“Parlai con Matteo Renzi, non con il padre, per 20 minuti. Mi spiegò come funzionava”. Dopo l’accusa de La Verità all’azienda Speedy della famiglia Renzi di aver pagato in nero i propri collaboratori, un ex lavoratore ha raccontato per filo e per segno come è andata la sua esperienza come strillone a Firenze. E lo ha fatto a Radio Capital, emittente del gruppo Gedi. Confermando quanto scritto dal quotidiano diretto da Maurizio Belpietro, contro il quale si sono scagliati Tiziano e Matteo Renzi annunciando querele. Pur essendoci due sentenze sfavorevoli sul punto, delle quali avevano già scritto Panorama e Ilfattoquotidiano.it.

Andrea Santoni, ora residente a Londra, spiega in una lunga intervista a Jean Paul Bellotto andata in onda a Circo Massimo e anticipata su Repubblica.it come è iniziata la sua collaborazione con la Speedy, quando aveva 20 anni. “Un amico mi informò che aveva un’amica che lavorava per l’azienda e vendeva giornali. ‘So che guadagna’, mi disse”, spiega l’uomo che specifica di essere tra i fondatori di Forza Italia a Firenze e di “odiare” Luigi Di Maio. Il ragazzo era in attesa di iniziare il servizio di leva, quindi aveva bisogno di un lavoro a tempo.

“Io non sono uno che sta a casa a far niente. Parlai con Matteo Renzi, non il padre, per venti minuti. Mi ha spiegato come funzionava. Mi disse: ‘Ti faccio fare il jolly”, ricorda Santoni. “Si presentò come quello della Speedy. Contratti? Logicamente no, andava bene a me e a lui. Tutto era fatto a umma umma“. Cioè, al mattino “prendevo i giornali, una volta c’era lui e una volta il padre”. Al termine della giornata di lavoro, continua, “ti portavi il reso a caso e ti prendevi i tuoi soldi“. La parte dei Renzi, secondo il suo racconto, “la mettevi nella busta e il giorno dopo la riportavi”. Il lavoro, spiega, era “tutti i giorni” per “circa tre, quattro ore”.

Sui contributi, che domenica Tiziano Renzi ha rivendicato d’aver pagato, Santoni – che ha fatto lo strillone per sei mesi – non ha dubbi: “Mai pagati, mai firmato nulla. Se ci paghi le tasse, dovrai far firmare qualcosa no?”. Invece niente, ribadisce. “Incassavo non grosse cifre – specifica – Dipende da quante copie vendevo. In via Masaccio si poteva arrivare anche a 180 quotidiani, altre volte meno”. E sul lavoro nero e le polemiche incrociate per quanto emerso nelle aziende del papà di Luigi Di Maio il suo giudizio è tranchant: “Il nero in Italia non è una notizia”.
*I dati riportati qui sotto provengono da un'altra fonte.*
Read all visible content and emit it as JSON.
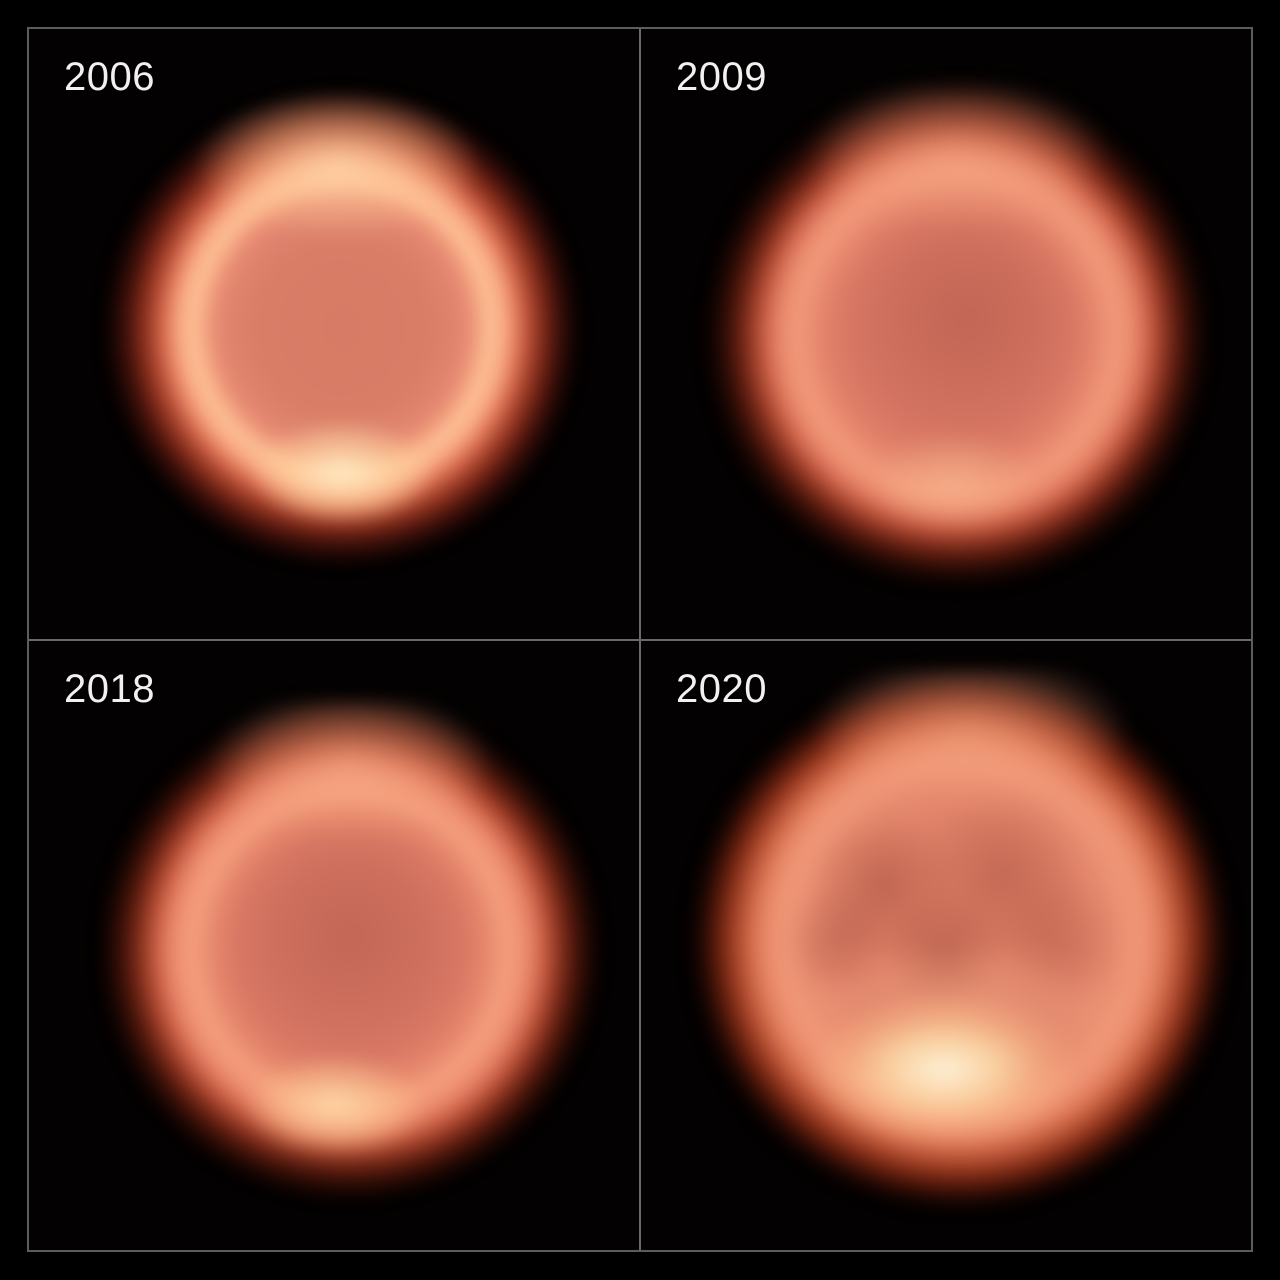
{
  "figure": {
    "type": "astronomical-image-montage",
    "subject": "thermal-infrared planetary disc",
    "grid": {
      "rows": 2,
      "cols": 2
    }
  },
  "panels": [
    {
      "year": "2006"
    },
    {
      "year": "2009"
    },
    {
      "year": "2018"
    },
    {
      "year": "2020"
    }
  ],
  "palette": {
    "background": "#000000",
    "frame_line": "#5c5c5c",
    "label_text": "#f2f1ef",
    "disc_body": "#e18570",
    "disc_ring": "#ffc89e",
    "hotspot_cream": "#fff2d0",
    "glow_dark_red": "#7c2818"
  }
}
Nell’edizione di lunedì, La Verità ha raccolto anche un’altra testimonianza, quella di Valerio Berardicurti, ex lavoratore della Delivery Service, la coop fallita che ha portato a un’indagine che riguarda anche Tiziano Renzi e sua moglie. L’uomo racconta di aver lavorato come autista per quell’azienda, poi un giorno “dalle parti del monte Amiata un’auto mi tagliò la strada” e lui si infortunò. “Nessuno dell’azienda si fece vivo. Né un messaggio, né una telefonata. Non mi pagarono nemmeno lo stipendio per il periodo in cui non fui in grado di lavorare”. Berardiscuri racconta, tra l’altro, che “risultavo part ime, ma lavoravo dalle 10 alle 12 ore al giorno” e “dovevo considerarmi fortunato” perché “c’è chi per mesi ha lavorato in nero”.